FONTE: Ministero della Salute

PROGRAMMA COMUNITARIO COORDINATO DI CONTROLLO PLURIENNALE DESTINATO A GARANTIRE IL RISPETTO DEI LIMITI MASSIMI E VALUTARE L’ESPOSIZIONE DEI CONSUMATORI AI RESIDUI DI ANTIPARASSITARI SU E NEI PRODOTTI ALIMENTARI DI ORIGINE VEGETALE E ANIMALE


riferimenti normativi
(Articolo 29 del regolamento 396/2005; Regolamento UE 595/2015 e smi)

Macroarea: ALIMENTI
Settore: Sicurezza e Nutrizione
Tipologia dell'attività: 2 - Piani specifici comunitari con programmazione centrale.

Ai sensi dell’ Articolo 29 del regolamento 396/2005 ogni anno la Commissione Europea elabora un programma comunitario coordinato di controllo pluriennale che tiene conto dei problemi riscontrati in relazione al rispetto dei Limiti Massimi di Residui (LMR) stabiliti nel regolamento stesso, allo scopo di valutare l'esposizione dei consumatori e l'applicazione dell'attuale legislazione. Il regolamento individua 10 tipologie di alimenti di origine vegetale e 2 di origine animale, prevede anche il campionamento di baby food e di alimenti di origine biologica. Le tipologie di alimenti variano al variare dell’anno. Sono inoltre indicati gli analiti, la metodologia di campionamento e il numero di campioni che devono essere prelevati sul mercato europeo. I campioni sono inseriti nei programmi nazionali di controllo. L’ultimo regolamento comunitario in vigore per il 2016 è il regolamento UE 595/2015. L’Italia ogni anno dà indirizzo alle regioni attraverso note ministeriali e ripartisce i campionamenti tra le regioni/province autonome sulla base dei dati di produzione.


AC Centrale:

Ministero della Salute - DGSAN - Ufficio 7

Ruoli:

Indirizzo e pianificazione delle attività di controllo

 

AC Regionali:

Assessorati alla Sanita’ delle Regioni e delle Province autonome di Trento e Bolzano

Ruoli:

Gestione e indirizzo a livello regionale delle attività di controllo

 

AC Locali:

Aziende Sanitarie Locali

Ruoli:

Programmazione ed esecuzione dei controlli

 

Laboratori:

Agenzie regionali per la protezione ambientale
Istituti zooprofilattici sperimentali
Laboratori di Sanità pubblica

Ruoli:

Esecuzione delle analisi dei residui di prodotti fitosanitari in alimenti di origine vegetale e di origine animale, trasformati e non trasformati presenti sul mercato.

 


Categorizzazione degli eventuali rischi e modalità di applicazione delle categorie di rischio

Il regolamento comunitario fissa gli analiti e gli alimenti che devono essere campionati.
Gli alimenti riportati nel regolamento comunitario sono i principali componenti della dieta europea e variano ogni anno.
I dati di monitoraggio vengono utilizzati dall’EFSA per la valutazione dell’esposizione dei consumatori.

 

Frequenza (o criteri per stabilire frequenza)
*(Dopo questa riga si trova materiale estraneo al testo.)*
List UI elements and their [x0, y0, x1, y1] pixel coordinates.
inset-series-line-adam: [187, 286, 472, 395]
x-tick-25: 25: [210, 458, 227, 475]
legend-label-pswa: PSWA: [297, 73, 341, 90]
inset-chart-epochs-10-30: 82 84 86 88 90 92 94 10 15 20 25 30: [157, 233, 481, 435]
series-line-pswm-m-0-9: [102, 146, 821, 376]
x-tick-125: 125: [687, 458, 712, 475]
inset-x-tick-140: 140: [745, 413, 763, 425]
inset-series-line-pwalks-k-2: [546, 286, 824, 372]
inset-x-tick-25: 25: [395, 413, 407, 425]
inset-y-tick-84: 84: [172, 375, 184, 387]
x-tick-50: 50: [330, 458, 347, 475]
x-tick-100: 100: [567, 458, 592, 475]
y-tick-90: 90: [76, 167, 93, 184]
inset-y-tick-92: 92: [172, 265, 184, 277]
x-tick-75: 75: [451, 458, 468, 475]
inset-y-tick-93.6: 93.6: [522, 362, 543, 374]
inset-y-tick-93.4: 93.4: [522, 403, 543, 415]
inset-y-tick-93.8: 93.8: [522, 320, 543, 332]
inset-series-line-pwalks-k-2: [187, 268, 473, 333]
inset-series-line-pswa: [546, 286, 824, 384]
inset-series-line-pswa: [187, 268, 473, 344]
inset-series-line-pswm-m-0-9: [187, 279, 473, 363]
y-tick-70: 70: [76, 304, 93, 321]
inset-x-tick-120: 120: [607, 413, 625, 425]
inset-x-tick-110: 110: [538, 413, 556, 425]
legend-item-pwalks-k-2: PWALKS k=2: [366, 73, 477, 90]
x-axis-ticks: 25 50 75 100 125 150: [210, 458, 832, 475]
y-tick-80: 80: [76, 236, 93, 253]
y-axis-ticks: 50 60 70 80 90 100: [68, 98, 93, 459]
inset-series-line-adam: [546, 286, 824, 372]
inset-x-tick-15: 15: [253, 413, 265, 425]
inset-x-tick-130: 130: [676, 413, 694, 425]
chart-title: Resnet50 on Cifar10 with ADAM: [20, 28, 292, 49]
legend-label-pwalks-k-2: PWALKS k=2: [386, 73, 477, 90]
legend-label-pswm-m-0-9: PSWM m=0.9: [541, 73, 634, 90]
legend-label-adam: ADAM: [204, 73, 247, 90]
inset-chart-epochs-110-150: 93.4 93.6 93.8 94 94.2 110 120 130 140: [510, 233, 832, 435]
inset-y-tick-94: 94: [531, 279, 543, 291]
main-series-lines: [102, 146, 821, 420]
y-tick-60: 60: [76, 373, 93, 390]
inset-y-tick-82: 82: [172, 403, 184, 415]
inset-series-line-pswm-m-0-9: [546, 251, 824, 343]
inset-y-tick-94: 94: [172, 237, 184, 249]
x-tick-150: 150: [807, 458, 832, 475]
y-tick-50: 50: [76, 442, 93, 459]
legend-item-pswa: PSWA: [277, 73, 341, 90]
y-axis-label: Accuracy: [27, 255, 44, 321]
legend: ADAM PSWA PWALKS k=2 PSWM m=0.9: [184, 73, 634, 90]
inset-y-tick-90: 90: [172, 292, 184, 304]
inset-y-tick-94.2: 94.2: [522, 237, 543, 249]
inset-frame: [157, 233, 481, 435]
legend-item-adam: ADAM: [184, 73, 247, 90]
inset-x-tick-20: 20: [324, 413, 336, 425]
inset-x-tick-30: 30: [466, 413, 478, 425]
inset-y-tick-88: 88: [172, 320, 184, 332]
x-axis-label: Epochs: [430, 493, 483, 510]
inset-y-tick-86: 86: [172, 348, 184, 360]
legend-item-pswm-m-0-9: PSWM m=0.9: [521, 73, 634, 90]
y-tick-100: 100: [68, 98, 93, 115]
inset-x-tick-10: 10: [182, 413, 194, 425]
Durante l’anno deve essere effettuato un numero di controlli stabilito da regolamento comunitario. L’ufficio 7 tramite note dà indicazioni alle regioni/province sul tipo e numero di campioni che devono prelevare

 

Luogo e momento del controllo

Centri di raccolta aziendali e cooperativi - mercati generali specializzati - depositi all’ingrosso - ipermercati e supermercati

 

Metodi e tecniche

Campionamento per analisi (in conformità al DM 23.07.2003)- linee guida <<Indicazioni per il prelevamento di prodotti di origine vegetale per il controllo dei residui di prodotti fitofarmaci ai sensi del DM 23 luglio 2003>> - rapporto ISTISAN 13/19

 

Provvedimenti sanitari; sanzioni amministrative; sanzioni penali

Legge 283/1962 e Decreto legislativo 69 del 17 aprile 2014

 

Modalità rendicontazione, verifica e feedback

I risultati dei controlli vengono trasmessi dai Laboratori del controllo ufficiale una volta l’anno, entro la data indicata con nota d’indirizzo sulla trasmissione dei risultati dei controlli.

Le regioni validano i risultati dei controlli.

L'Ufficio 7 della DGISAN effettua il monitoraggio degli esiti dei controlli e li trasmette all’Autorità europea per la sicurezza alimentare (EFSA) entro il 31 agosto di ogni anno.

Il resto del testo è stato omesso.